Bear felt his phone buzzing in his pocket. He rolled to the side to check on Blade’s position before he lowered his right hand and pulled it from his pocket.

“Yeah?”

Janus said, “What is your situation?”

“They’ve got the plants and are now in the process of drawing blood from all the villagers. It’s getting late here now and it doesn’t look like they’ll be able to break trail until tomorrow morning.”

“Okay, tonight I want you to break into wherever they are keeping the plant samples and blood specimens and bring them back here as fast as you can.”

“What about the doc and the lady? If we leave them alive they’ll just collect more samples and beat feet back to the lab, and we’ll only have delayed them by a few days at most.”

“Like I said, I don’t care what happens to the lady, but I don’t want Williams killed. You can steal his phone and break his leg or something so he can’t travel, but don’t do anything permanent to him. Once you have his phone, let me know and I’ll make up some story to the others on the team about him traveling on foot back to the camp, that way it’ll be five or six days before they realize he’s late. By then our mutual boss should be way ahead of anything the CDC can do as far as a cure is concerned.”

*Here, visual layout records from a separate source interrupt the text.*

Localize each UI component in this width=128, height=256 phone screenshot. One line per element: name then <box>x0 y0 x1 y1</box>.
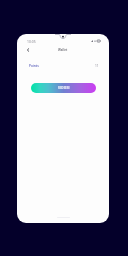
staticText: Points <box>29 64 39 68</box>
button[interactable]: REDEEM <box>31 83 96 93</box>
staticText: 10:05 <box>27 39 36 44</box>
staticText: 11 <box>95 64 99 68</box>
staticText: REDEEM <box>58 86 70 90</box>
button[interactable]: Back <box>22 44 33 55</box>
staticText: Wallet <box>58 48 68 52</box>
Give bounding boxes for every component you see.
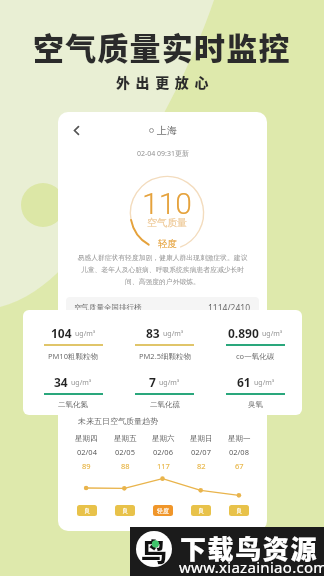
staticText: 0.890 — [228, 325, 259, 341]
staticText: ug/m³ — [75, 329, 96, 339]
staticText: 34 — [54, 374, 68, 390]
staticText: 空气质量 — [147, 216, 187, 229]
staticText: 空气质量实时监控 — [33, 24, 291, 69]
button[interactable]: 0.890 — [210, 325, 301, 361]
staticText: 02/05 — [115, 447, 135, 457]
staticText: 02/07 — [191, 447, 211, 457]
staticText: 未来五日空气质量趋势 — [78, 416, 158, 426]
button[interactable]: 104 — [27, 325, 119, 361]
button[interactable]: 7 — [119, 374, 210, 409]
staticText: 7 — [149, 374, 156, 390]
staticText: 67 — [235, 461, 244, 471]
staticText: 轻度 — [158, 238, 177, 250]
staticText: 02/04 — [77, 447, 97, 457]
staticText: 星期一 — [228, 434, 251, 443]
staticText: 良 — [236, 507, 242, 515]
staticText: 88 — [121, 461, 130, 471]
button[interactable]: 良 — [229, 505, 249, 516]
staticText: 星期五 — [114, 434, 137, 443]
button[interactable]: 34 — [27, 374, 119, 409]
staticText: ug/m³ — [254, 378, 275, 388]
button[interactable]: 轻度 — [153, 505, 173, 516]
staticText: PM10粗颗粒物 — [48, 351, 98, 361]
staticText: 星期四 — [75, 434, 98, 443]
staticText: 02/08 — [229, 447, 249, 457]
staticText: 空气质量全国排行榜 — [74, 303, 142, 312]
button[interactable]: 良 — [77, 505, 97, 516]
staticText: 上海 — [157, 124, 177, 137]
button[interactable]: 良 — [115, 505, 135, 516]
staticText: 轻度 — [157, 507, 169, 515]
staticText: 02/06 — [153, 447, 173, 457]
staticText: 臭氧 — [248, 400, 263, 409]
staticText: 星期六 — [152, 434, 175, 443]
staticText: 104 — [51, 325, 72, 341]
staticText: 117 — [157, 461, 170, 471]
staticText: 易感人群症状有轻度加剧，健康人群出现刺激症状。建议儿童、老年人及心脏病、呼吸系统… — [76, 253, 249, 286]
staticText: ug/m³ — [163, 329, 184, 339]
staticText: 良 — [122, 507, 128, 515]
staticText: 83 — [146, 325, 160, 341]
staticText: 110 — [142, 186, 192, 221]
staticText: 82 — [197, 461, 206, 471]
staticText: 下载鸟资源 — [180, 529, 319, 567]
staticText: www.xiazainiao.com — [179, 557, 324, 576]
button[interactable]: 空气质量全国排行榜 — [66, 297, 259, 318]
staticText: 61 — [237, 374, 251, 390]
staticText: 良 — [84, 507, 90, 515]
staticText: 良 — [198, 507, 204, 515]
staticText: 星期日 — [190, 434, 213, 443]
staticText: ug/m³ — [262, 329, 283, 339]
button[interactable]: Back — [64, 118, 88, 142]
staticText: 89 — [82, 461, 91, 471]
staticText: co一氧化碳 — [236, 351, 275, 361]
button[interactable]: 良 — [191, 505, 211, 516]
staticText: 02-04 09:31更新 — [137, 149, 189, 159]
staticText: 1114/2410 — [208, 302, 251, 314]
staticText: 二氧化硫 — [150, 400, 180, 409]
staticText: 鸟 — [141, 532, 168, 567]
staticText: PM2.5细颗粒物 — [139, 351, 191, 361]
staticText: ug/m³ — [71, 378, 92, 388]
staticText: 外出更放心 — [116, 72, 214, 92]
button[interactable]: 83 — [119, 325, 210, 361]
staticText: 二氧化氮 — [58, 400, 88, 409]
staticText: ug/m³ — [159, 378, 180, 388]
button[interactable]: 61 — [210, 374, 301, 409]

Bear chuckled. “You got a soft spot for the doc, Janus?”

“That is none of your concern. But he is a hero who has risked his life many times to help protect people from many different diseases, and he doesn’t deserve to die for no reason.”

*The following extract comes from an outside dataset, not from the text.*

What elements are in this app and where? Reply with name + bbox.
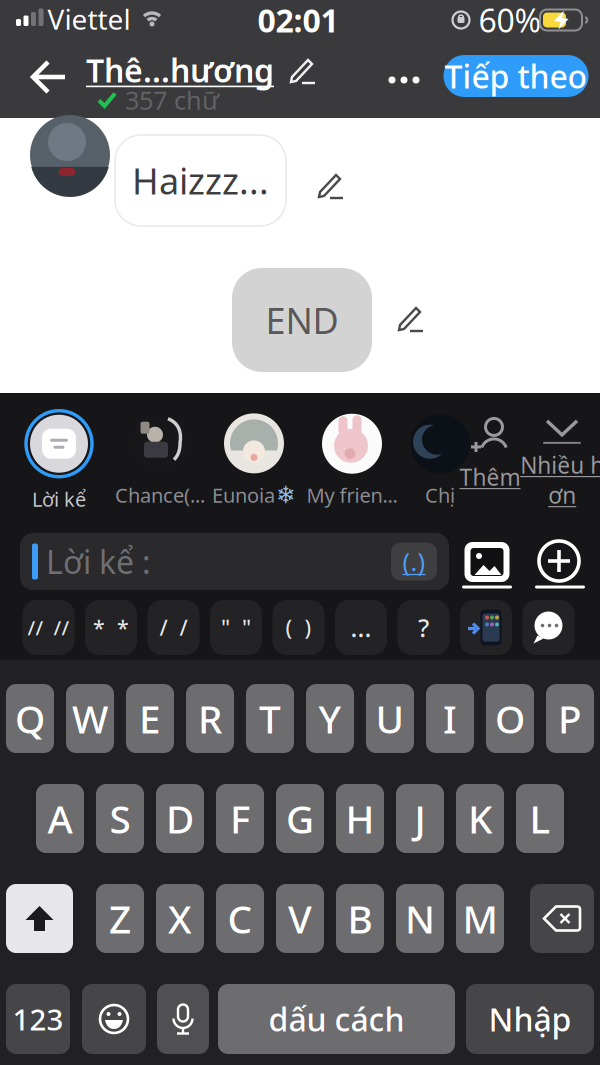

“Okay, okay,” Bear replied, feeling relieved for some reason that he was not going to be forced to choose whether to kill the doctor or not. He was still undecided about the lady, but he was sure he would figure something out when it was decision-making time.

“By the way, Janus, how do you feel about all the people who are going to die because we interfered with the doc and held up the world getting a cure for this plague?” he asked.

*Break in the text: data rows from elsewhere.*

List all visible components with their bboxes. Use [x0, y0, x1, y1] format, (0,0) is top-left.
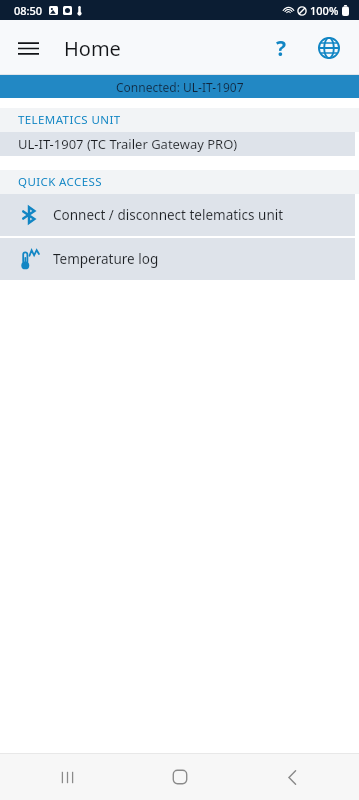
staticText: ?	[276, 34, 287, 63]
staticText: Connected: UL-IT-1907	[116, 79, 244, 95]
button[interactable]: UL-IT-1907 (TC Trailer Gateway PRO)	[0, 132, 355, 156]
staticText: Connect / disconnect telematics unit	[53, 206, 284, 224]
staticText: 100%	[310, 3, 339, 18]
button[interactable]: Home	[135, 754, 225, 800]
button[interactable]: Connect / disconnect telematics unit	[0, 194, 355, 236]
staticText: 08:50	[14, 3, 43, 18]
button[interactable]: Help	[259, 26, 303, 70]
staticText: QUICK ACCESS	[18, 174, 102, 190]
staticText: Home	[64, 35, 121, 62]
button[interactable]: Back	[247, 754, 337, 800]
staticText: TELEMATICS UNIT	[18, 112, 121, 128]
button[interactable]: Change language	[307, 26, 351, 70]
staticText: Temperature log	[53, 250, 159, 268]
button[interactable]: Recent apps	[22, 754, 112, 800]
button[interactable]: Open navigation menu	[6, 26, 50, 70]
button[interactable]: Temperature log	[0, 238, 355, 280]
staticText: UL-IT-1907 (TC Trailer Gateway PRO)	[18, 135, 238, 153]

There was a pause of almost thirty seconds, and then Janus replied, “People die every day, Bear, for all sorts of reasons. I can’t think of a better reason than giving my country a leg up on all of the other countries in the world, most of whom would just as soon kill us as look at us. So forget the cheap moralizing and do your fuckin’ job!”

Bear grinned ruefully. So, he thought, Janus was having trouble dealing with what they were doing, too, in spite of the rationalization he’d just heard.

He checked on Blade one more time and then he rolled back over and continued his surveillance of the village below.

* * *

Mason was in the midst of drawing samples of blood from the villagers when Motzi’s father Fernando pushed his way through the line to gesture to Lauren.

She handed her rack of blood-filled tubes to Maria and eased her way through the crowd and followed him back to the small house he shared with Motzi and his younger brothers and sisters.

“What is it, Fernando?” she asked, stepping through the door.

He moved to a small handmade table and picked up a black, circular device with a pin affixed to the back of it. “You know what is this?” he asked, holding it out to her.

She took it and shrugged. “No. Where did you get it?”

He held up the shirt Motzi had been wearing on their journey, which was still wet from being washed in a basin next to a window in the room used as a kitchen. “It was here,” he said, pointing to a small hole in the upper back of the shirt.

Lauren turned the thing over and over and still could not figure out what it was or what its purpose was. Still, she thought, the very fact it was pinned to Motzi’s shirt was highly suspicious. The only way she could imagine it got there was for someone on Mason’s team back at the dig site to have put it there.